Evaluation of novel SNPs and haplotypes within the ATBF1 gene and their effects on economically important production traits in cattle
- College of Animal Science and Technology, Northwest A&F University, Shaanxi Key Laboratory of Molecular Biology for Agriculture, Yangling, Shaanxi 712100, China
Abstract. AT motif binding factor 1 (ATBF1) gene can promote the expression level of the growth hormone 1 (GH1) gene by binding to the enhancers of the POU1F1 and PROP1 genes; thus, it affects the growth and development of livestock.

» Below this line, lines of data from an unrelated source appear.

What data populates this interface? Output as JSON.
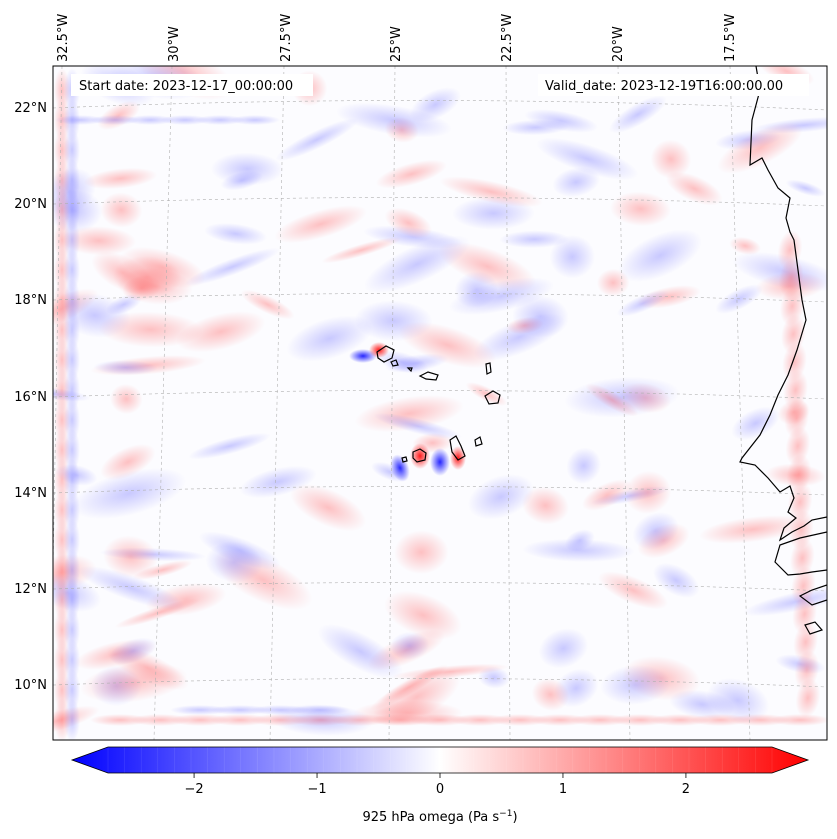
{
  "header": {
    "start_date": "Start date: 2023-12-17_00:00:00",
    "valid_date": "Valid_date: 2023-12-19T16:00:00.00"
  },
  "chart_data": {
    "type": "heatmap",
    "variable_label_main": "925 hPa omega (Pa s",
    "variable_label_unit_exp": "−1",
    "variable_label_close": ")",
    "colormap": "bwr",
    "colorbar": {
      "range": [
        -2.7,
        2.7
      ],
      "ticks": [
        -2,
        -1,
        0,
        1,
        2
      ],
      "tick_labels": [
        "−2",
        "−1",
        "0",
        "1",
        "2"
      ],
      "extend": "both",
      "orientation": "horizontal"
    },
    "lon_ticks": [
      "32.5°W",
      "30°W",
      "27.5°W",
      "25°W",
      "22.5°W",
      "20°W",
      "17.5°W"
    ],
    "lat_ticks": [
      "22°N",
      "20°N",
      "18°N",
      "16°N",
      "14°N",
      "12°N",
      "10°N"
    ],
    "lon_range": [
      -32.6,
      -15.2
    ],
    "lat_range": [
      8.9,
      22.8
    ],
    "gridlines": true,
    "region": "Cape Verde Islands and West African coast"
  },
  "colors": {
    "negative": "#0000ff",
    "zero": "#ffffff",
    "positive": "#ff0000",
    "coastline": "#000000",
    "gridline": "#b0b0b0"
  }
}
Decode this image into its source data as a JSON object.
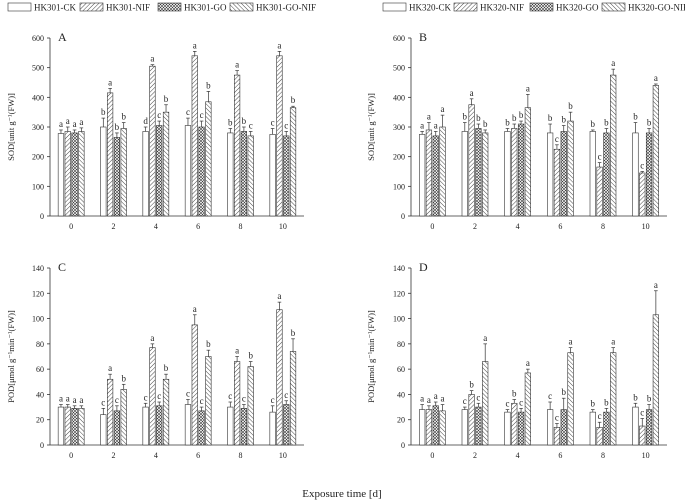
{
  "figure": {
    "shared_xlabel": "Exposure time [d]",
    "legends": [
      {
        "series": [
          "HK301-CK",
          "HK301-NIF",
          "HK301-GO",
          "HK301-GO-NIF"
        ]
      },
      {
        "series": [
          "HK320-CK",
          "HK320-NIF",
          "HK320-GO",
          "HK320-GO-NIF"
        ]
      }
    ]
  },
  "chart_data": [
    {
      "type": "bar",
      "panel_label": "A",
      "title": "",
      "xlabel": "",
      "ylabel": "SOD[unit g⁻¹(FW)]",
      "ylim": [
        0,
        600
      ],
      "yticks": [
        0,
        100,
        200,
        300,
        400,
        500,
        600
      ],
      "categories": [
        "0",
        "2",
        "4",
        "6",
        "8",
        "10"
      ],
      "series": [
        {
          "name": "HK301-CK",
          "values": [
            278,
            300,
            285,
            305,
            280,
            275
          ],
          "errors": [
            12,
            30,
            15,
            25,
            15,
            20
          ],
          "letters": [
            "a",
            "b",
            "d",
            "c",
            "b",
            "c"
          ]
        },
        {
          "name": "HK301-NIF",
          "values": [
            285,
            415,
            505,
            540,
            475,
            540
          ],
          "errors": [
            15,
            15,
            5,
            15,
            15,
            15
          ],
          "letters": [
            "a",
            "a",
            "a",
            "a",
            "a",
            "a"
          ]
        },
        {
          "name": "HK301-GO",
          "values": [
            280,
            265,
            305,
            300,
            285,
            270
          ],
          "errors": [
            10,
            15,
            15,
            20,
            15,
            15
          ],
          "letters": [
            "a",
            "b",
            "c",
            "c",
            "b",
            "c"
          ]
        },
        {
          "name": "HK301-GO-NIF",
          "values": [
            285,
            295,
            350,
            385,
            270,
            365
          ],
          "errors": [
            12,
            20,
            25,
            35,
            15,
            5
          ],
          "letters": [
            "a",
            "b",
            "b",
            "b",
            "c",
            "b"
          ]
        }
      ]
    },
    {
      "type": "bar",
      "panel_label": "B",
      "title": "",
      "xlabel": "",
      "ylabel": "SOD[unit g⁻¹(FW)]",
      "ylim": [
        0,
        600
      ],
      "yticks": [
        0,
        100,
        200,
        300,
        400,
        500,
        600
      ],
      "categories": [
        "0",
        "2",
        "4",
        "6",
        "8",
        "10"
      ],
      "series": [
        {
          "name": "HK320-CK",
          "values": [
            275,
            285,
            285,
            280,
            285,
            280
          ],
          "errors": [
            10,
            30,
            10,
            30,
            5,
            35
          ],
          "letters": [
            "a",
            "b",
            "b",
            "b",
            "b",
            "b"
          ]
        },
        {
          "name": "HK320-NIF",
          "values": [
            290,
            375,
            295,
            225,
            165,
            145
          ],
          "errors": [
            25,
            20,
            15,
            15,
            15,
            5
          ],
          "letters": [
            "a",
            "a",
            "b",
            "c",
            "c",
            "c"
          ]
        },
        {
          "name": "HK320-GO",
          "values": [
            270,
            295,
            310,
            285,
            280,
            280
          ],
          "errors": [
            15,
            15,
            10,
            20,
            15,
            15
          ],
          "letters": [
            "a",
            "b",
            "b",
            "b",
            "b",
            "b"
          ]
        },
        {
          "name": "HK320-GO-NIF",
          "values": [
            300,
            280,
            365,
            320,
            475,
            440
          ],
          "errors": [
            40,
            10,
            45,
            30,
            20,
            5
          ],
          "letters": [
            "a",
            "b",
            "a",
            "b",
            "a",
            "a"
          ]
        }
      ]
    },
    {
      "type": "bar",
      "panel_label": "C",
      "title": "",
      "xlabel": "",
      "ylabel": "POD[μmol g⁻¹min⁻¹(FW)]",
      "ylim": [
        0,
        140
      ],
      "yticks": [
        0,
        20,
        40,
        60,
        80,
        100,
        120,
        140
      ],
      "categories": [
        "0",
        "2",
        "4",
        "6",
        "8",
        "10"
      ],
      "series": [
        {
          "name": "HK301-CK",
          "values": [
            30,
            24,
            30,
            32,
            30,
            26
          ],
          "errors": [
            2,
            5,
            3,
            4,
            4,
            5
          ],
          "letters": [
            "a",
            "c",
            "c",
            "c",
            "c",
            "c"
          ]
        },
        {
          "name": "HK301-NIF",
          "values": [
            30,
            52,
            77,
            95,
            66,
            107
          ],
          "errors": [
            2,
            4,
            3,
            8,
            4,
            6
          ],
          "letters": [
            "a",
            "a",
            "a",
            "a",
            "a",
            "a"
          ]
        },
        {
          "name": "HK301-GO",
          "values": [
            29,
            27,
            31,
            27,
            29,
            32
          ],
          "errors": [
            2,
            4,
            3,
            3,
            3,
            3
          ],
          "letters": [
            "a",
            "c",
            "c",
            "c",
            "c",
            "c"
          ]
        },
        {
          "name": "HK301-GO-NIF",
          "values": [
            29,
            44,
            52,
            70,
            62,
            74
          ],
          "errors": [
            2,
            4,
            4,
            5,
            4,
            10
          ],
          "letters": [
            "a",
            "b",
            "b",
            "b",
            "b",
            "b"
          ]
        }
      ]
    },
    {
      "type": "bar",
      "panel_label": "D",
      "title": "",
      "xlabel": "",
      "ylabel": "POD[μmol g⁻¹min⁻¹(FW)]",
      "ylim": [
        0,
        140
      ],
      "yticks": [
        0,
        20,
        40,
        60,
        80,
        100,
        120,
        140
      ],
      "categories": [
        "0",
        "2",
        "4",
        "6",
        "8",
        "10"
      ],
      "series": [
        {
          "name": "HK320-CK",
          "values": [
            28,
            28,
            26,
            28,
            26,
            30
          ],
          "errors": [
            4,
            2,
            2,
            6,
            2,
            3
          ],
          "letters": [
            "a",
            "c",
            "c",
            "c",
            "b",
            "b"
          ]
        },
        {
          "name": "HK320-NIF",
          "values": [
            28,
            40,
            33,
            14,
            14,
            15
          ],
          "errors": [
            3,
            3,
            3,
            3,
            4,
            6
          ],
          "letters": [
            "a",
            "b",
            "b",
            "c",
            "c",
            "c"
          ]
        },
        {
          "name": "HK320-GO",
          "values": [
            31,
            30,
            26,
            28,
            26,
            28
          ],
          "errors": [
            3,
            3,
            3,
            9,
            3,
            4
          ],
          "letters": [
            "a",
            "c",
            "c",
            "b",
            "b",
            "b"
          ]
        },
        {
          "name": "HK320-GO-NIF",
          "values": [
            27,
            66,
            57,
            73,
            73,
            103
          ],
          "errors": [
            5,
            14,
            3,
            4,
            4,
            19
          ],
          "letters": [
            "a",
            "a",
            "a",
            "a",
            "a",
            "a"
          ]
        }
      ]
    }
  ]
}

Considering that the ATBF1 gene also has a close relationship with the Janus kinase–signal transductor and activator of transcription (JAK–STAT) pathway, the objective of this work was to identify novel single-nucleotide polymorphism (SNP) variations and their association with growth traits in native Chinese cattle breeds. Five novel SNPs within the ATBF1 gene were found in 644 Qinchuan and Jinnan cattle for first time using 25 pairs of screening and genotyping primers. The five novel SNPs were named as AC_000175:g.140344C>G (SNP1), g.146573T>C (SNP2), g.205468C>T (SNP3), g.205575A>G (SNP4) and g.297690C<T (SNP5). Among them, SNP1 and SNP2 were synonymous coding SNPs, while SNP5 was a missense coding SNP, and the other SNPs were intronic. Haplotype analysis found 18 haplotypes in the two breeds, and three and five closely linked loci were revealed in Qinchuan and Jinnan breeds, respectively. Association analysis revealed that SNP1 was significantly associated with the height across the hip in Qinchuan cattle. SNP2 was found to be significantly related to chest circumference and body side length traits in Jinnan cattle. SNP3 was found to have significant associations with four growth traits in Qinchuan cattle. Moreover, the different combined genotypes, SNP1–SNP3, SNP1–SNP4 and SNP2–SNP5 were significantly associated with the growth traits in cattle. These findings indicated that the bovine ATBF1 gene had marked effects on growth traits, and the growth-trait-related loci can be used as DNA markers for maker-assisted selection (MAS) breeding programs in cattle.